Un « hibou » dominateur sur son rocher, regard légèrement fuyant mais …

C’est certainement la plus belle rencontre de cette sortie si riche. Visiblement proclamé chef de harde, ce bélier aurait pu se montrer protecteur et afficher des signes d’agacement mais au contraire il s’est prêté à mon jeu ; c’est son côté « Plon Plon » qui m’a séduit. Lui et ses congénères étaient installés sur un piton rocheux et profitaient de quelques beaux rayons de soleil. Là encore, ma cible était identifiée ; j’ai tenté une approche méthodique soucieux de ne pas effrayer les animaux mais aussi de conserver une exposition lumineuse favorable. Il faut dire que la connaissance du terrain offre certaines garanties de réussite, c’est que l’on qualifie d’expérience.

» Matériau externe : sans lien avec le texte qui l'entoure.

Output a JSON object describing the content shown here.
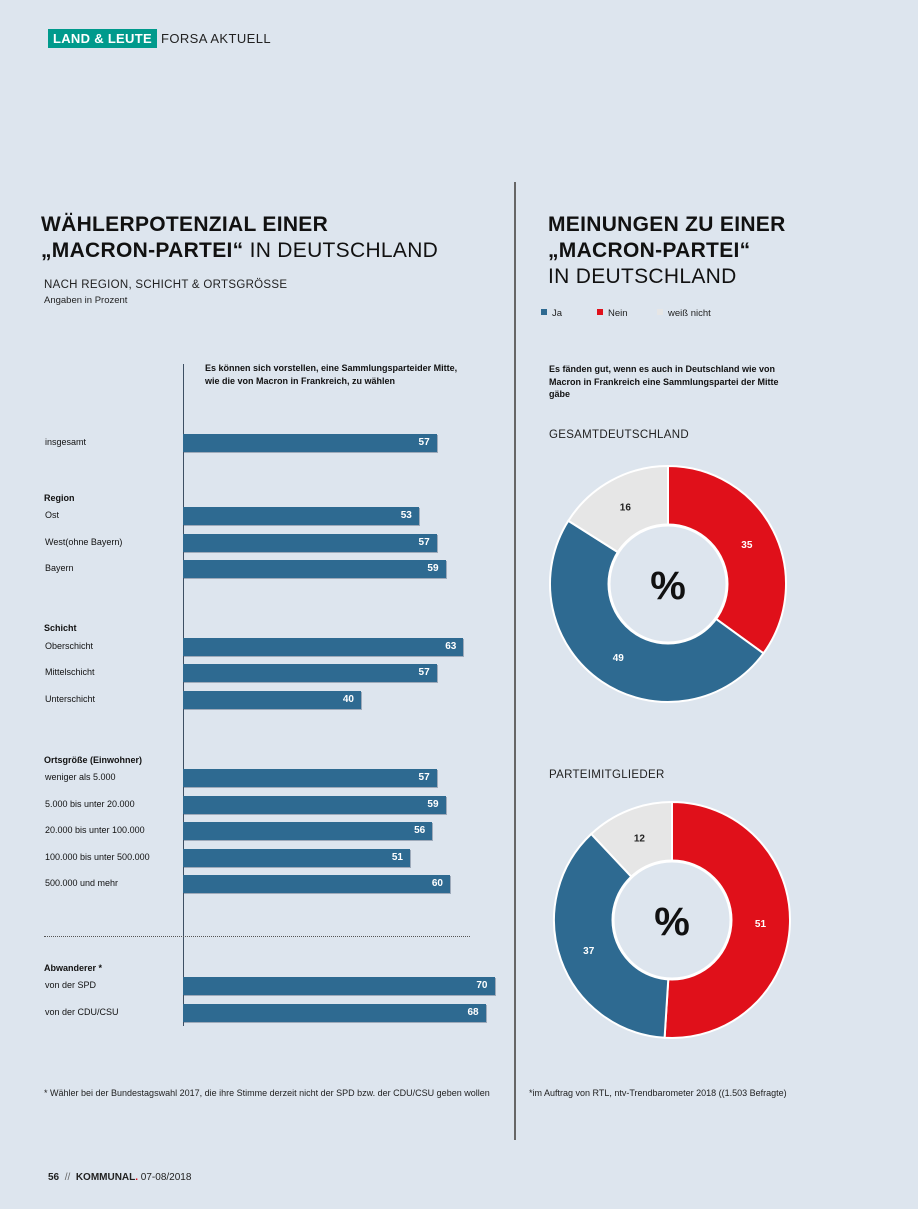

Une anecdote: « C’est pas bien de chasser photographiquement avec le téléphone, sonnerie activée📵!!!! » ; Pour ceux qui me côtoient et qui connaissent bien mon « Néandertalophone », lors de la traque j’ai reçu un appel et l’animal nullement perturbé par la sonnerie de mon bastringue n’a pas bougé d’un pouce, comme quoi les miracles ça existe !!! 😂

Un grand male, corne en💖 ; l’apothéose de ces rencontres.

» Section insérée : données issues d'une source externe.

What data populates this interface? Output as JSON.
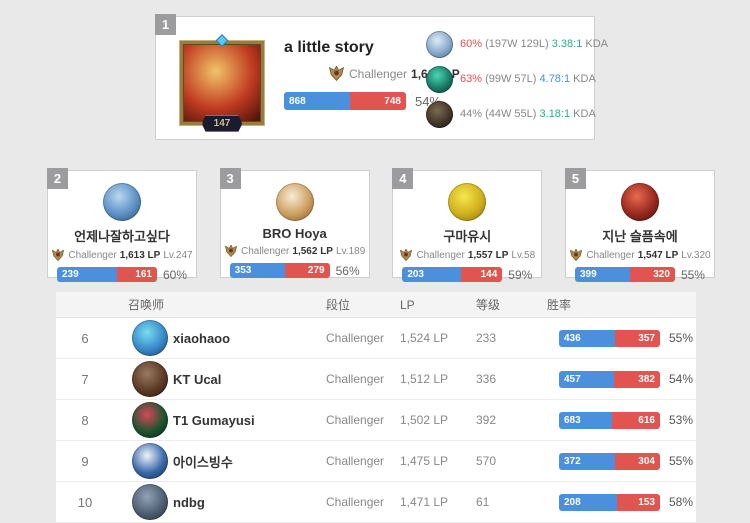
{
  "colors": {
    "win_blue": "#4a90dd",
    "loss_red": "#e2544f",
    "kda_green": "#2daf7f",
    "kda_blue": "#4a90dd",
    "winrate_red": "#e2534d",
    "muted_gray": "#888888"
  },
  "top_player": {
    "rank": "1",
    "name": "a little story",
    "summoner_level": "147",
    "tier": "Challenger",
    "lp": "1,613 LP",
    "wins": "868",
    "losses": "748",
    "win_pct": "54%",
    "avatar": {
      "c1": "#f0c46a",
      "c2": "#c03a20",
      "c3": "#401008"
    },
    "champions": [
      {
        "win_rate": "60%",
        "win_rate_color": "#e2534d",
        "record": "(197W 129L)",
        "kda": "3.38:1",
        "kda_color": "#2daf7f",
        "kda_label": "KDA",
        "avatar": {
          "c1": "#dcecf8",
          "c2": "#86a8c8",
          "c3": "#41628c"
        }
      },
      {
        "win_rate": "63%",
        "win_rate_color": "#e2534d",
        "record": "(99W 57L)",
        "kda": "4.78:1",
        "kda_color": "#4a90dd",
        "kda_label": "KDA",
        "avatar": {
          "c1": "#49d8b2",
          "c2": "#177a66",
          "c3": "#06332c"
        }
      },
      {
        "win_rate": "44%",
        "win_rate_color": "#888888",
        "record": "(44W 55L)",
        "kda": "3.18:1",
        "kda_color": "#2daf7f",
        "kda_label": "KDA",
        "avatar": {
          "c1": "#7a6a52",
          "c2": "#423628",
          "c3": "#17120c"
        }
      }
    ]
  },
  "cards": [
    {
      "rank": "2",
      "name": "언제나잘하고싶다",
      "tier": "Challenger",
      "lp": "1,613 LP",
      "level": "Lv.247",
      "wins": "239",
      "losses": "161",
      "win_pct": "60%",
      "avatar": {
        "c1": "#b8d8f0",
        "c2": "#5c90c4",
        "c3": "#27496e"
      }
    },
    {
      "rank": "3",
      "name": "BRO Hoya",
      "tier": "Challenger",
      "lp": "1,562 LP",
      "level": "Lv.189",
      "wins": "353",
      "losses": "279",
      "win_pct": "56%",
      "avatar": {
        "c1": "#f8ecd8",
        "c2": "#cc9f5f",
        "c3": "#7c5426"
      }
    },
    {
      "rank": "4",
      "name": "구마유시",
      "tier": "Challenger",
      "lp": "1,557 LP",
      "level": "Lv.58",
      "wins": "203",
      "losses": "144",
      "win_pct": "59%",
      "avatar": {
        "c1": "#f4e84e",
        "c2": "#cfaf1d",
        "c3": "#7e650e"
      }
    },
    {
      "rank": "5",
      "name": "지난 슬픔속에",
      "tier": "Challenger",
      "lp": "1,547 LP",
      "level": "Lv.320",
      "wins": "399",
      "losses": "320",
      "win_pct": "55%",
      "avatar": {
        "c1": "#e86a50",
        "c2": "#99281e",
        "c3": "#38100c"
      }
    }
  ],
  "table": {
    "headers": {
      "summoner": "召唤师",
      "tier": "段位",
      "lp": "LP",
      "level": "等级",
      "win_rate": "胜率"
    },
    "rows": [
      {
        "rank": "6",
        "name": "xiaohaoo",
        "tier": "Challenger",
        "lp": "1,524 LP",
        "level": "233",
        "wins": "436",
        "losses": "357",
        "win_pct": "55%",
        "avatar": {
          "c1": "#7adcf0",
          "c2": "#3888c8",
          "c3": "#1c3a60"
        }
      },
      {
        "rank": "7",
        "name": "KT Ucal",
        "tier": "Challenger",
        "lp": "1,512 LP",
        "level": "336",
        "wins": "457",
        "losses": "382",
        "win_pct": "54%",
        "avatar": {
          "c1": "#9a7a62",
          "c2": "#5c3a26",
          "c3": "#241208"
        }
      },
      {
        "rank": "8",
        "name": "T1 Gumayusi",
        "tier": "Challenger",
        "lp": "1,502 LP",
        "level": "392",
        "wins": "683",
        "losses": "616",
        "win_pct": "53%",
        "avatar": {
          "c1": "#d84858",
          "c2": "#1c5430",
          "c3": "#07200f"
        }
      },
      {
        "rank": "9",
        "name": "아이스빙수",
        "tier": "Challenger",
        "lp": "1,475 LP",
        "level": "570",
        "wins": "372",
        "losses": "304",
        "win_pct": "55%",
        "avatar": {
          "c1": "#eef4fa",
          "c2": "#3a68a8",
          "c3": "#122848"
        }
      },
      {
        "rank": "10",
        "name": "ndbg",
        "tier": "Challenger",
        "lp": "1,471 LP",
        "level": "61",
        "wins": "208",
        "losses": "153",
        "win_pct": "58%",
        "avatar": {
          "c1": "#93a2b8",
          "c2": "#4e5f72",
          "c3": "#222c38"
        }
      }
    ]
  }
}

Cette reprise en montagne, m’a fait beaucoup de bien et m’a permis aussi de juger, si besoin était qu’en matière de photo animalière, on ne maitrise en aucun cas tous les éléments. Le secret c’est la chance, tout faire pour être seul (ou le plus matinal) et ensuite, si les animaux sont sympas, on repart satisfait ou même comblé. Merci les mouflons !!!😉

Du côté de l’actualité, je prépare avec le plus grand soin, l’exposition à la médiathèque de Roques pour avril. Une autre expo est prévue à l’école Clairfont à Portet sur Garonne pour le moi de mai ; j’y retrouverai Frédéric, un enseignant que j’avais rencontré l’an dernier à l’école de GOYRANS. Le « réseau » scolaire est une valeur sûre et fonctionne à merveille 😉.

J’espère vous avoir fait partager, tant soit peu, ce que j’ai pu vivre sur le terrain ; un moment exceptionnel d’autant plus bénéfique en cette période où l’actualité nous torture quelque peu le moral.

Merci de votre fidélité et à très bientôt.